Sinking into what the mind wants to escape

As you're able to sink in, which is what I was pointing to in one meditation about the hot tub: the mind is saying, "I want to get out of here, it's just too hot. I want to get out of here, it's just too hot." The more you can sink into that and realize it's fine, and actually the flavor of the fear or the pain is quite interesting, the whole mechanism of protective thinking that was pulling you away starts to realign. It starts to align to a pattern of safety. The mechanisms of the reptilian brain, which are saying "fight, flight," start shifting to: "Is this safe?" And that is well-being. That is peace.

Because if you can be in terror and in pain and feel safe, then there is peace.

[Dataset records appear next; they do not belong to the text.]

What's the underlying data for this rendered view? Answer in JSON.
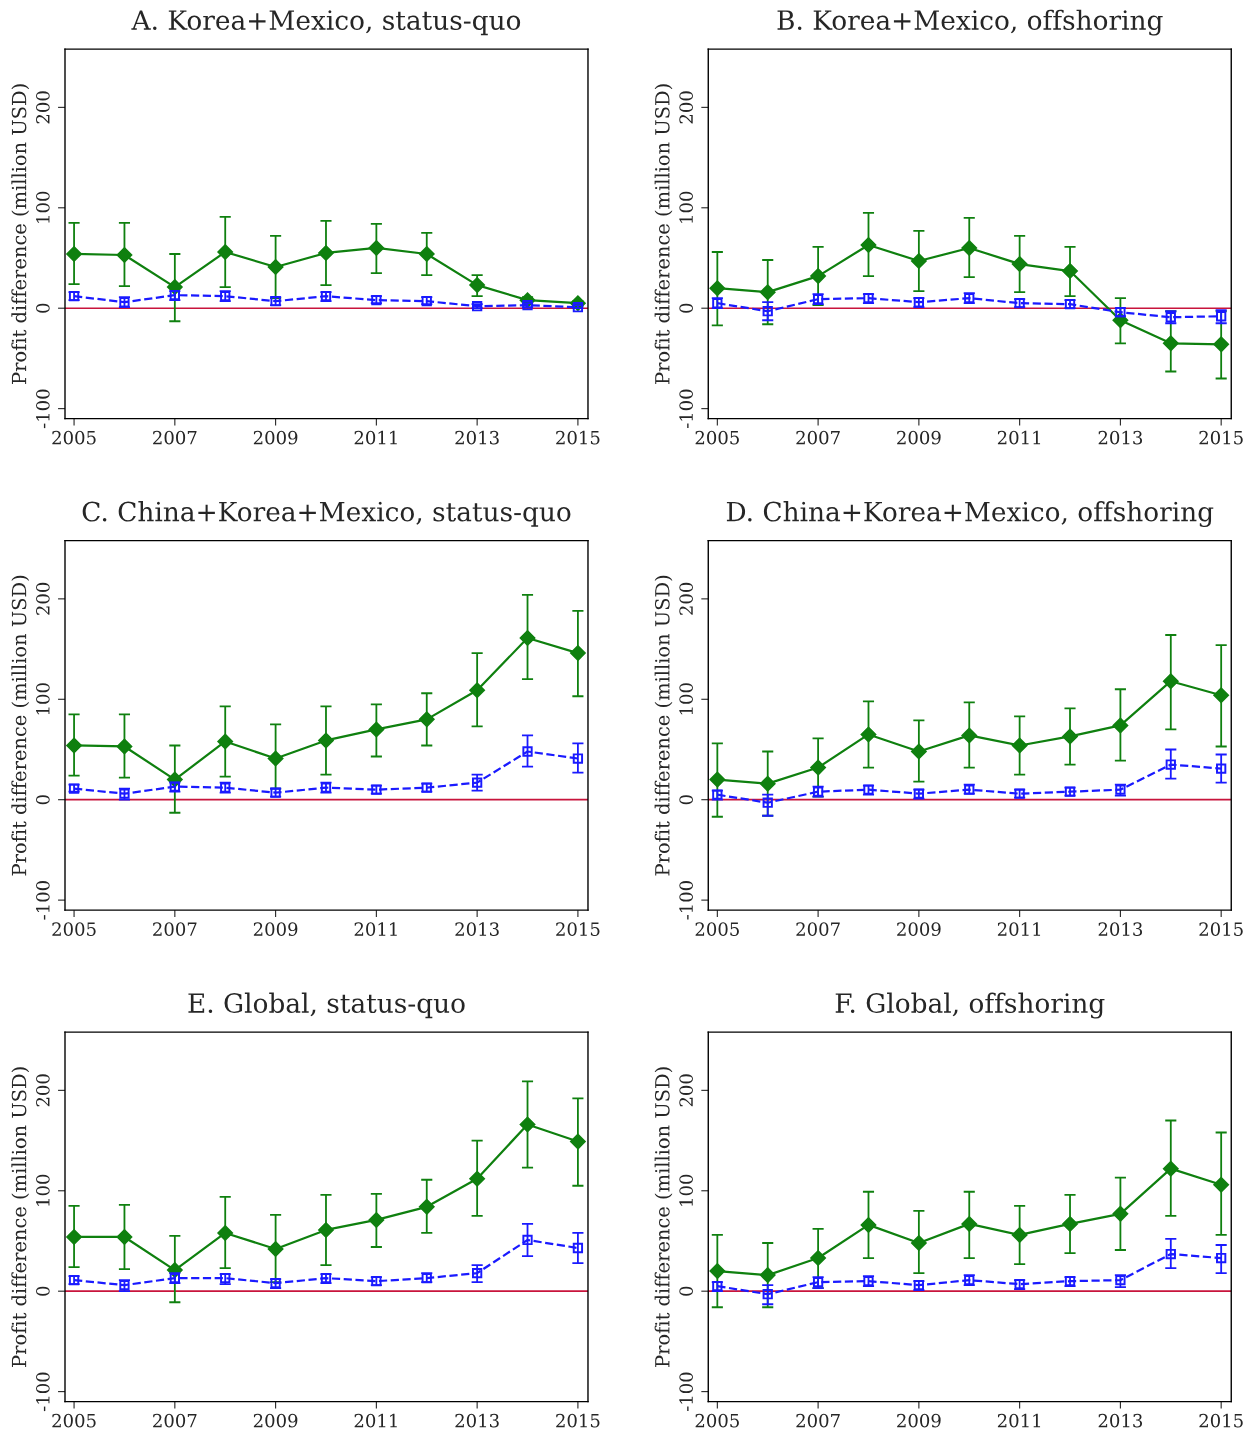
{
  "chart_data": [
    {
      "type": "line",
      "title": "A. Korea+Mexico, status-quo",
      "ylabel": "Profit difference (million USD)",
      "x": [
        2005,
        2006,
        2007,
        2008,
        2009,
        2010,
        2011,
        2012,
        2013,
        2014,
        2015
      ],
      "xlim": [
        2004.82,
        2015.2
      ],
      "xticks": [
        2005,
        2007,
        2009,
        2011,
        2013,
        2015
      ],
      "ylim": [
        -110,
        258
      ],
      "yticks": [
        -100,
        0,
        100,
        200
      ],
      "ref_lines": [
        {
          "axis": "y",
          "value": 0,
          "color": "#c8143c"
        }
      ],
      "grid": false,
      "legend": false,
      "series": [
        {
          "color": "#0f800f",
          "marker": "diamond",
          "line_style": "solid",
          "values": [
            54,
            53,
            21,
            56,
            41,
            55,
            60,
            54,
            23,
            8,
            5
          ],
          "errors": [
            [
              24,
              85
            ],
            [
              22,
              85
            ],
            [
              -13,
              54
            ],
            [
              21,
              91
            ],
            [
              10,
              72
            ],
            [
              23,
              87
            ],
            [
              35,
              84
            ],
            [
              33,
              75
            ],
            [
              12,
              33
            ],
            [
              4,
              11
            ],
            [
              2,
              7
            ]
          ]
        },
        {
          "color": "#1a1aff",
          "marker": "square",
          "line_style": "dashed",
          "values": [
            12,
            6,
            13,
            12,
            7,
            12,
            8,
            7,
            2,
            3,
            1
          ],
          "errors": [
            [
              8,
              16
            ],
            [
              1,
              11
            ],
            [
              8,
              17
            ],
            [
              7,
              17
            ],
            [
              3,
              11
            ],
            [
              7,
              16
            ],
            [
              5,
              12
            ],
            [
              4,
              11
            ],
            [
              0,
              4
            ],
            [
              1,
              5
            ],
            [
              0,
              3
            ]
          ]
        }
      ]
    },
    {
      "type": "line",
      "title": "B. Korea+Mexico, offshoring",
      "ylabel": "Profit difference (million USD)",
      "x": [
        2005,
        2006,
        2007,
        2008,
        2009,
        2010,
        2011,
        2012,
        2013,
        2014,
        2015
      ],
      "xlim": [
        2004.82,
        2015.2
      ],
      "xticks": [
        2005,
        2007,
        2009,
        2011,
        2013,
        2015
      ],
      "ylim": [
        -110,
        258
      ],
      "yticks": [
        -100,
        0,
        100,
        200
      ],
      "ref_lines": [
        {
          "axis": "y",
          "value": 0,
          "color": "#c8143c"
        }
      ],
      "grid": false,
      "legend": false,
      "series": [
        {
          "color": "#0f800f",
          "marker": "diamond",
          "line_style": "solid",
          "values": [
            20,
            16,
            32,
            63,
            47,
            60,
            44,
            37,
            -12,
            -35,
            -36
          ],
          "errors": [
            [
              -17,
              56
            ],
            [
              -16,
              48
            ],
            [
              3,
              61
            ],
            [
              32,
              95
            ],
            [
              17,
              77
            ],
            [
              31,
              90
            ],
            [
              16,
              72
            ],
            [
              12,
              61
            ],
            [
              -35,
              10
            ],
            [
              -63,
              -3
            ],
            [
              -70,
              -3
            ]
          ]
        },
        {
          "color": "#1a1aff",
          "marker": "square",
          "line_style": "dashed",
          "values": [
            5,
            -3,
            9,
            10,
            6,
            10,
            5,
            4,
            -4,
            -9,
            -8
          ],
          "errors": [
            [
              0,
              10
            ],
            [
              -12,
              6
            ],
            [
              4,
              14
            ],
            [
              5,
              14
            ],
            [
              1,
              10
            ],
            [
              5,
              15
            ],
            [
              1,
              9
            ],
            [
              0,
              8
            ],
            [
              -8,
              0
            ],
            [
              -15,
              -3
            ],
            [
              -15,
              -2
            ]
          ]
        }
      ]
    },
    {
      "type": "line",
      "title": "C. China+Korea+Mexico, status-quo",
      "ylabel": "Profit difference (million USD)",
      "x": [
        2005,
        2006,
        2007,
        2008,
        2009,
        2010,
        2011,
        2012,
        2013,
        2014,
        2015
      ],
      "xlim": [
        2004.82,
        2015.2
      ],
      "xticks": [
        2005,
        2007,
        2009,
        2011,
        2013,
        2015
      ],
      "ylim": [
        -110,
        258
      ],
      "yticks": [
        -100,
        0,
        100,
        200
      ],
      "ref_lines": [
        {
          "axis": "y",
          "value": 0,
          "color": "#c8143c"
        }
      ],
      "grid": false,
      "legend": false,
      "series": [
        {
          "color": "#0f800f",
          "marker": "diamond",
          "line_style": "solid",
          "values": [
            54,
            53,
            20,
            58,
            41,
            59,
            70,
            80,
            109,
            161,
            146
          ],
          "errors": [
            [
              24,
              85
            ],
            [
              22,
              85
            ],
            [
              -13,
              54
            ],
            [
              23,
              93
            ],
            [
              11,
              75
            ],
            [
              25,
              93
            ],
            [
              43,
              95
            ],
            [
              54,
              106
            ],
            [
              73,
              146
            ],
            [
              120,
              204
            ],
            [
              103,
              188
            ]
          ]
        },
        {
          "color": "#1a1aff",
          "marker": "square",
          "line_style": "dashed",
          "values": [
            11,
            6,
            13,
            12,
            7,
            12,
            10,
            12,
            17,
            48,
            41
          ],
          "errors": [
            [
              8,
              15
            ],
            [
              0,
              11
            ],
            [
              8,
              17
            ],
            [
              7,
              17
            ],
            [
              3,
              11
            ],
            [
              7,
              17
            ],
            [
              6,
              14
            ],
            [
              8,
              16
            ],
            [
              9,
              25
            ],
            [
              33,
              64
            ],
            [
              27,
              56
            ]
          ]
        }
      ]
    },
    {
      "type": "line",
      "title": "D. China+Korea+Mexico, offshoring",
      "ylabel": "Profit difference (million USD)",
      "x": [
        2005,
        2006,
        2007,
        2008,
        2009,
        2010,
        2011,
        2012,
        2013,
        2014,
        2015
      ],
      "xlim": [
        2004.82,
        2015.2
      ],
      "xticks": [
        2005,
        2007,
        2009,
        2011,
        2013,
        2015
      ],
      "ylim": [
        -110,
        258
      ],
      "yticks": [
        -100,
        0,
        100,
        200
      ],
      "ref_lines": [
        {
          "axis": "y",
          "value": 0,
          "color": "#c8143c"
        }
      ],
      "grid": false,
      "legend": false,
      "series": [
        {
          "color": "#0f800f",
          "marker": "diamond",
          "line_style": "solid",
          "values": [
            20,
            16,
            32,
            65,
            48,
            64,
            54,
            63,
            74,
            118,
            104
          ],
          "errors": [
            [
              -17,
              56
            ],
            [
              -16,
              48
            ],
            [
              3,
              61
            ],
            [
              32,
              98
            ],
            [
              18,
              79
            ],
            [
              32,
              97
            ],
            [
              25,
              83
            ],
            [
              35,
              91
            ],
            [
              39,
              110
            ],
            [
              70,
              164
            ],
            [
              53,
              154
            ]
          ]
        },
        {
          "color": "#1a1aff",
          "marker": "square",
          "line_style": "dashed",
          "values": [
            5,
            -3,
            8,
            10,
            6,
            10,
            6,
            8,
            10,
            35,
            31
          ],
          "errors": [
            [
              0,
              9
            ],
            [
              -16,
              5
            ],
            [
              3,
              13
            ],
            [
              5,
              14
            ],
            [
              1,
              10
            ],
            [
              6,
              15
            ],
            [
              2,
              10
            ],
            [
              4,
              12
            ],
            [
              4,
              15
            ],
            [
              21,
              50
            ],
            [
              17,
              45
            ]
          ]
        }
      ]
    },
    {
      "type": "line",
      "title": "E. Global, status-quo",
      "ylabel": "Profit difference (million USD)",
      "x": [
        2005,
        2006,
        2007,
        2008,
        2009,
        2010,
        2011,
        2012,
        2013,
        2014,
        2015
      ],
      "xlim": [
        2004.82,
        2015.2
      ],
      "xticks": [
        2005,
        2007,
        2009,
        2011,
        2013,
        2015
      ],
      "ylim": [
        -110,
        258
      ],
      "yticks": [
        -100,
        0,
        100,
        200
      ],
      "ref_lines": [
        {
          "axis": "y",
          "value": 0,
          "color": "#c8143c"
        }
      ],
      "grid": false,
      "legend": false,
      "series": [
        {
          "color": "#0f800f",
          "marker": "diamond",
          "line_style": "solid",
          "values": [
            54,
            54,
            21,
            58,
            42,
            61,
            71,
            84,
            112,
            166,
            149
          ],
          "errors": [
            [
              24,
              85
            ],
            [
              22,
              86
            ],
            [
              -11,
              55
            ],
            [
              23,
              94
            ],
            [
              9,
              76
            ],
            [
              26,
              96
            ],
            [
              44,
              97
            ],
            [
              58,
              111
            ],
            [
              75,
              150
            ],
            [
              123,
              209
            ],
            [
              105,
              192
            ]
          ]
        },
        {
          "color": "#1a1aff",
          "marker": "square",
          "line_style": "dashed",
          "values": [
            11,
            6,
            13,
            13,
            8,
            13,
            10,
            13,
            18,
            51,
            43
          ],
          "errors": [
            [
              7,
              15
            ],
            [
              0,
              11
            ],
            [
              8,
              18
            ],
            [
              7,
              17
            ],
            [
              3,
              12
            ],
            [
              8,
              17
            ],
            [
              6,
              14
            ],
            [
              9,
              18
            ],
            [
              9,
              26
            ],
            [
              35,
              67
            ],
            [
              28,
              58
            ]
          ]
        }
      ]
    },
    {
      "type": "line",
      "title": "F. Global, offshoring",
      "ylabel": "Profit difference (million USD)",
      "x": [
        2005,
        2006,
        2007,
        2008,
        2009,
        2010,
        2011,
        2012,
        2013,
        2014,
        2015
      ],
      "xlim": [
        2004.82,
        2015.2
      ],
      "xticks": [
        2005,
        2007,
        2009,
        2011,
        2013,
        2015
      ],
      "ylim": [
        -110,
        258
      ],
      "yticks": [
        -100,
        0,
        100,
        200
      ],
      "ref_lines": [
        {
          "axis": "y",
          "value": 0,
          "color": "#c8143c"
        }
      ],
      "grid": false,
      "legend": false,
      "series": [
        {
          "color": "#0f800f",
          "marker": "diamond",
          "line_style": "solid",
          "values": [
            20,
            16,
            33,
            66,
            48,
            67,
            56,
            67,
            77,
            122,
            106
          ],
          "errors": [
            [
              -16,
              56
            ],
            [
              -16,
              48
            ],
            [
              3,
              62
            ],
            [
              33,
              99
            ],
            [
              18,
              80
            ],
            [
              33,
              99
            ],
            [
              27,
              85
            ],
            [
              38,
              96
            ],
            [
              41,
              113
            ],
            [
              75,
              170
            ],
            [
              56,
              158
            ]
          ]
        },
        {
          "color": "#1a1aff",
          "marker": "square",
          "line_style": "dashed",
          "values": [
            5,
            -3,
            9,
            10,
            6,
            11,
            7,
            10,
            11,
            37,
            33
          ],
          "errors": [
            [
              0,
              9
            ],
            [
              -13,
              6
            ],
            [
              3,
              14
            ],
            [
              5,
              15
            ],
            [
              1,
              10
            ],
            [
              6,
              16
            ],
            [
              2,
              11
            ],
            [
              5,
              14
            ],
            [
              4,
              16
            ],
            [
              23,
              52
            ],
            [
              18,
              46
            ]
          ]
        }
      ]
    }
  ]
}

When nothing is left to defend against

Now, the mind cannot imagine this. But when you are able to be in terror and in pain and feel at peace, feel safe (let's call it that way, because it's more like the pattern of the brain), and you can feel safe because you've sat with it again and again and nothing happens and it's totally okay, you start developing a sense of safety.

Well, then the mind cannot imagine anything that it can't feel safe with anymore.

And then it would freak out.

It'll freak out, but then it'll just stop. Because the whole function of the mind is to protect you. The thing is, you come to the mind and you say: "Please, master, protect me from fear and pain. Help me. Create the veil of illusion so that I can manage and deal with fear and pain. But don't protect me from seeing reality."

Once you open up and see reality, which means sitting with fear and pain, the most intense fear and pain you can conceive of, and then sitting through it and discovering you are safe, the mind goes: "There's no reason for that anymore."

The dragon that just needed to be seen

There's a story from an animated movie where a character approaches a dragon, ready to fight it, ready to take it down. But then the relationship to the dragon changes. Instead of fighting, it becomes: "Oh, you're very angry. What's going on? Poor dragon, you seem very hurt and angry." And the dragon responds: "Oh, thank you for seeing me."